Dünya’nın ve insan yaşamının nasıl başladığı ve sonunun nasıl olacağı tüm insanlık tarafından tarih boyunca sorulan ve merak edilen bir konu olmuştur. İslamiyet ile, dolayısıyla Allah’ın sözleriyle, insanlığın sonu olarak işaret edilen “kıyamet”, Müslüman kimselerin inandığı ‘son’ olacaktır.
Kıyamet Nedir?
Kıyamet, genel anlamda insanlığın sonu anlamına gelmektedir. Bütün din ve inanışlarda kıyamet, insanlığın ve dünyanın yok oluşuna işaret eder ve eğer inanılıyorsa sonraki yaşama geçmeyi temsil eder.
Birçok din ve inanış, kıyameti barındırır. Yaşamın tekrar ettiği Budizm ve Hinduizm gibi dinlerde kıyamet, kişinin içerisinde bulunduğu hayatının bitmesi ve yeniden doğması anlamına gelir. Semavi dinler gibi tek yaşamı işaret eden dinlerde ise kıyamet, fiziki dünyadan ruhani dünyaya geçişi temsil etmektedir.
İslamiyet’te kıyamet günü, kıyamet alametleri ile işaret edilmiştir. Dört büyük meleklerden biri olan İsrafil (a.s), kıyamet günü gelene dek susacak, kıyamet günü geldiğinde ise “Sur” üfleyerek habercisi olacaktır. İsrafil (a.s), Sur’a ilk üflediğinde yeryüzündeki insanların yaşamı son bulacak, ikinci üflediğinde ise tekrar doğacaklardır. Kıyamet koptuktan sonra ise, inanan ve inanmayanlar Allah’ın huzurunda hesap vererek hak ettikleri cennet veya cehennemin yolcusu olacaklardır.
Kıyamet Alametleri Nelerdir?
Hz. Muhammed (s.a.v)’ın hadislerine göre kendisi kıyamet saatini bilmemektedir fakat kıyametin yaklaştığını bildirecek olan olaylardan bahsetmiştir. Bu alametler genellikle ahlâki ve toplumsal yozlaşmaya ve doğa olaylarının artmasına işaret etmektedirler.
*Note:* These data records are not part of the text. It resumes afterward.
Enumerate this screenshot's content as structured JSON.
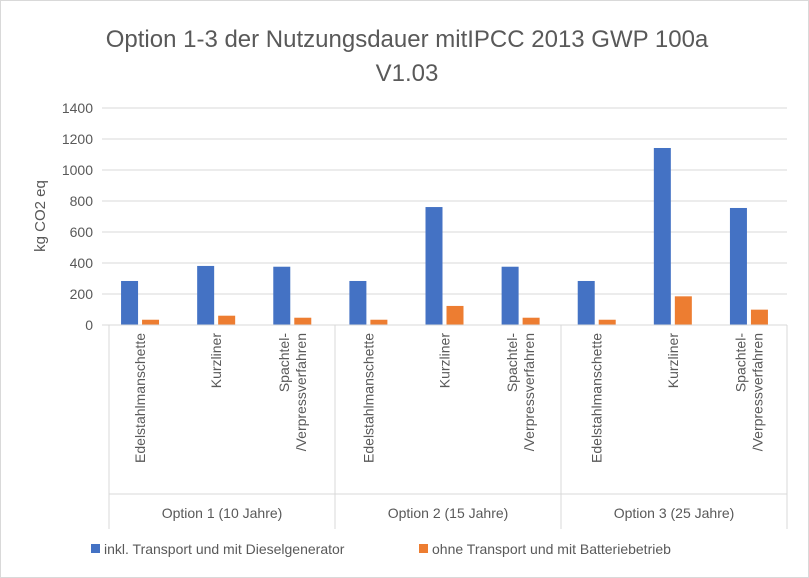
{
  "chart_data": {
    "type": "bar",
    "title": "Option 1-3 der Nutzungsdauer mitIPCC 2013 GWP 100a",
    "title_line2": "V1.03",
    "ylabel": "kg CO2 eq",
    "ylim": [
      0,
      1400
    ],
    "yticks": [
      0,
      200,
      400,
      600,
      800,
      1000,
      1200,
      1400
    ],
    "grid": true,
    "legend_position": "bottom",
    "groups": [
      {
        "label": "Option 1 (10 Jahre)",
        "categories": [
          "Edelstahlmanschette",
          "Kurzliner",
          "Spachtel-\n/Verpressverfahren"
        ]
      },
      {
        "label": "Option 2 (15 Jahre)",
        "categories": [
          "Edelstahlmanschette",
          "Kurzliner",
          "Spachtel-\n/Verpressverfahren"
        ]
      },
      {
        "label": "Option 3 (25 Jahre)",
        "categories": [
          "Edelstahlmanschette",
          "Kurzliner",
          "Spachtel-\n/Verpressverfahren"
        ]
      }
    ],
    "series": [
      {
        "name": "inkl. Transport und mit Dieselgenerator",
        "color": "#4472c4",
        "values": [
          284,
          381,
          376,
          284,
          761,
          376,
          284,
          1142,
          755
        ]
      },
      {
        "name": "ohne Transport und mit Batteriebetrieb",
        "color": "#ed7d31",
        "values": [
          34,
          60,
          47,
          34,
          123,
          47,
          34,
          185,
          99
        ]
      }
    ]
  }
}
En çok söz edilen kıyamet alametleri şu şekildedir:
- İlimin, yerini cehalete bırakması,
- Cehalet ile birlikte sarhoşluk yaratan içkilerin tüketiminin artması,
- Zinanın yaygınlaşması ve sıradan hâle gelmesi,
- Çocukların, anne ve babalarına karşı saygıyı yitirmesi, onların efendisi gibi davranması,
- Zenginlikten dolayı zekat verilecek insan bulunamaması,
- Aynı amaca hizmet eden iki büyük grubun birbirleri ile çatışması,
- Cinayet, sinsilik, iftira gibi kötü olayların artması ve sıradan hâle gelmesi,
- Kadın nüfusunun erkek nüfusunun 50 katına çıkması,
- Kıldan ayakkabı giyen, küçük gözlere sahip büyük yüzlü insanların Müslümanlara saldırması,
- İnsanların yaşayanlardan çok ölülere gıpta ederek hayatlarından vazgeçmeleri,
- Allah’ın elçisi olduğunu ileri süren 30’dan fazla kişi türemesi,
- Müslümanların sayısının azalması, hatta hiç kalmaması,
- Depremlerin sıklaşması,
- Güneş’in batıdan doğması,
- Gece ile gündüzün birbirine yaklaşarak zaman kavramını yitirmesi.
Bu olaylar kıyametin habercisi olsalar da, kıyametin bir anda kopacağı ve insanların yaptığı bütün işler yarım kalacağı yine Hadis-i Şerif’lerde vurgulamıştır.
Kıyamet Günü Gelince Ne Olacak?
Kıyamet günü geldiğinde, İsrafil (a.s) Sur adı verilen şeye iki kez üfleyecektir. İlk üflendiğinde yeryüzündeki insanların yaşamı sonlanacak, dağlar tuzla buz olarak düzleşecek, depremler olacak ve yanardağlar patlayacaktır. Kur’an’da Kıyamet Suresinin 1/15’inde Kıyamet günü için, gözler kamaşacak, ay karanlığa gömülecek, güneş ve ay bir araya getirilecektir sözleri de kıyamet günü olacakların habercisidir.
Sur’a ikinci kez üflendiğinde ise insanlar tekrar hayata döndürülecek ve Allah’ın huzuruna getirileceklerdir. İnsanlar için kıyametten kaçış yeri olmayacaktır ve Allah’ın huzurunda Dünyada geçirilen zaman için hesap verilecektir.